HONG KONG (Reuters) – Hong Kong police fired tear gas to break up rallies as black-clad activists blocked roads and trashed shopping malls across the New Territories on Sunday on the 24th straight weekend of anti-government protests.
Protesters are detained by riot police officers during an anti-government demonstration in Hong Kong, China, November 10, 2019. REUTERS/Tyrone Siu
Pro-democracy protesters vandalized a train station in the central new town of Sha Tin and smashed up a restaurant perceived as being pro-Beijing, overturning banqueting tables and smashing glass panels, two weeks before district council elections in the Chinese-ruled city.
Violence spilled out onto the streets of Tuen Mun outside the “V city” mall, with running battles between riot police and protesters.
Now TV showed pictures of a circular, red welt and bruise on the upper arm of one of its reporters who said she had been hit by a tear gas canister in Tsuen Wan, to the west of the New Territories.
The rail station was closed in Sha Tin, amid scuffles between police and protesters young and old, on a day of planned shopping mall protests throughout the territory. Shopping districts across the harbor on the main island were quiet.

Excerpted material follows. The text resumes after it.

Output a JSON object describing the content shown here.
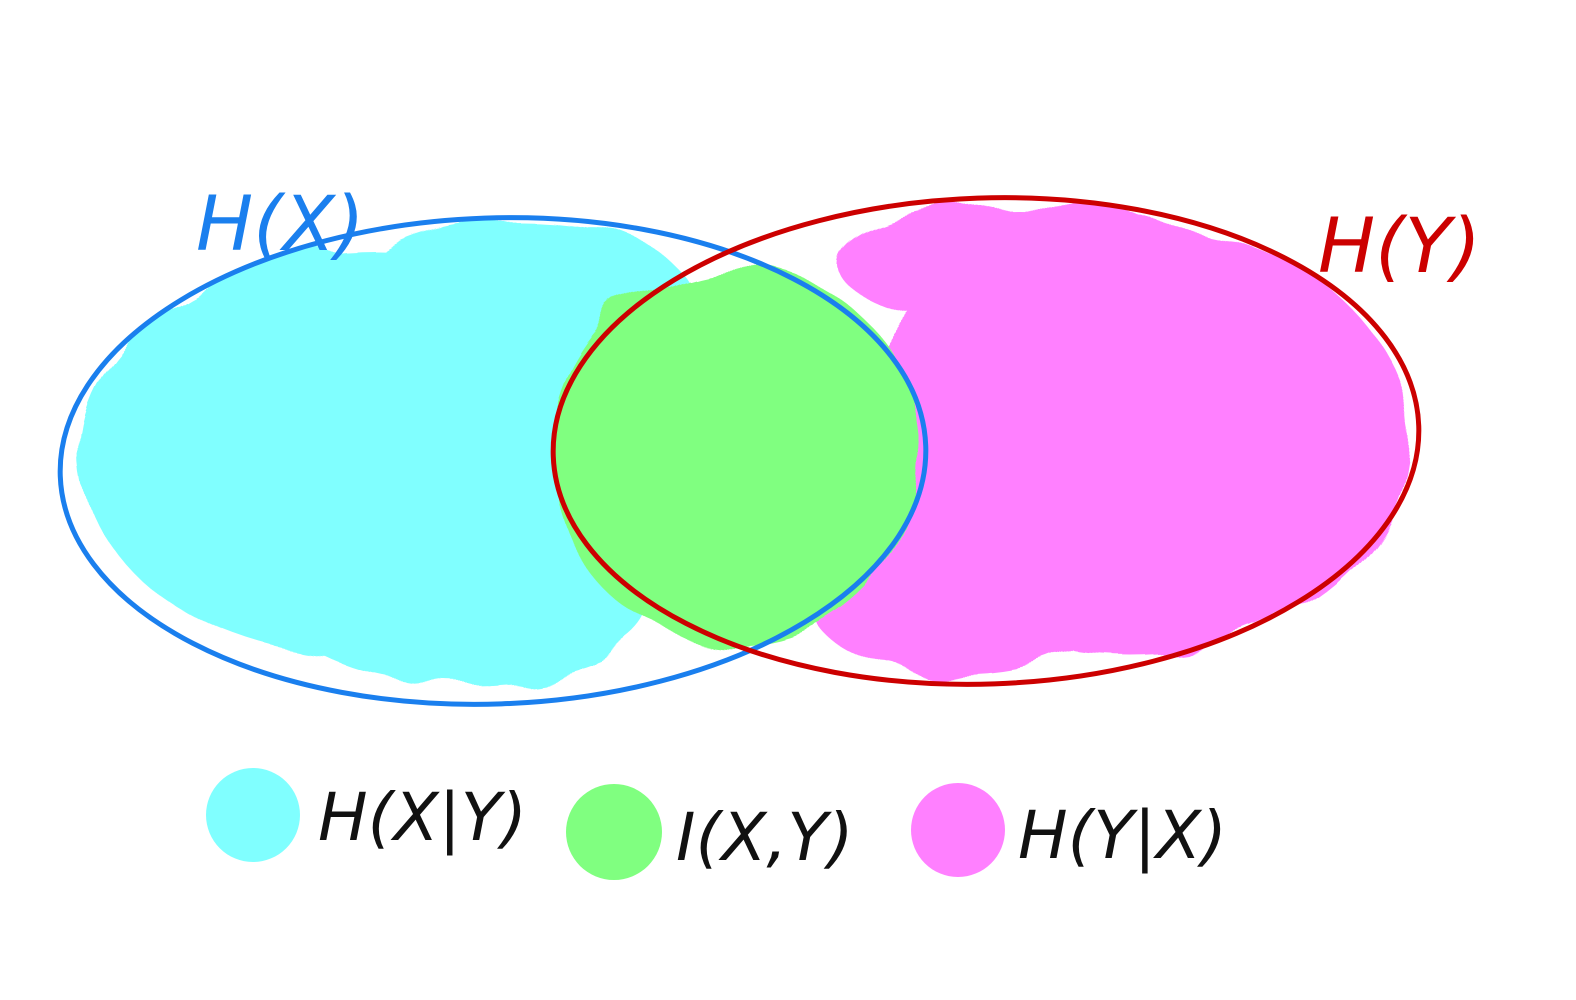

“Radical protesters have been gathering in multiple locations across the territories,” police said in a statement.
“They have been loitering in several malls and vandalizing shops and facilities therein, neglecting the safety of members of the public.”
Protesters daubed graffiti and damaged shops at Festival Walk in Kowloon Tong and “stormed” shops in Tsuen Wan, police said. They made several arrests at Festival Walk where fistfights broke out and people hit each other with sticks.
The protesters are angry about what they see as police brutality and meddling by Beijing in the former British colony’s freedoms, guaranteed by the “one country, two systems” formula in place since the territory returned to Chinese rule in 1997.
China denies interfering and has blamed Western countries for stirring up trouble.
CALL FOR REVENGE
Thousands of people gathered on a Saturday night vigil for “martyrs”, after a student died in hospital this week following a high fall during a protest. Many called for revenge.
Seven pro-democracy city lawmakers have been detained or face arrest and are due to appear in court on Monday on charges of obstructing a May meeting of the local assembly, according to police and several of the lawmakers.
“We believe that the government together with the police, as well as the pro-establishment camp, they are trying to escalate the anger of Hong Kong people in order to cancel or even to postpone the upcoming district council election,” Tanya Chan, a pro-democracy lawmaker, told reporters on Saturday.
One of the arrested lawmakers, Gary Fan, said the detentions were the result of “political prosecutions and judicial crackdowns” by Hong Kong chief executive Carrie Lam.
The elections are due on Nov. 24
Protesters have also called for a general strike on Monday and for people to block public transport, although such calls in the past have often come to nothing.
The colony of Hong Kong island and the Kowloon peninsula, acquired after two “opium wars” with China, was expanded to include the much larger, rural New Territories on a 99-year lease in 1898. Britain returned all the land to China when that lease expired in 1997.
Protesters have thrown petrol bombs and rocks at police who have responded with tear gas, pepper spray, water cannon, rubber bullets and several rounds of live ammunition. They deny using excessive force.
Protesters have demanded an independent inquiry into police tactics, something Hong Kong leader Carrie Lam has refused.
A five-member international Independent Expert Panel said that an analysis of the Hong Kong police watchdog, the Independent Police Complaints Council, indicated a shortfall in its powers and “independent investigative capability” to look into policing during the protests.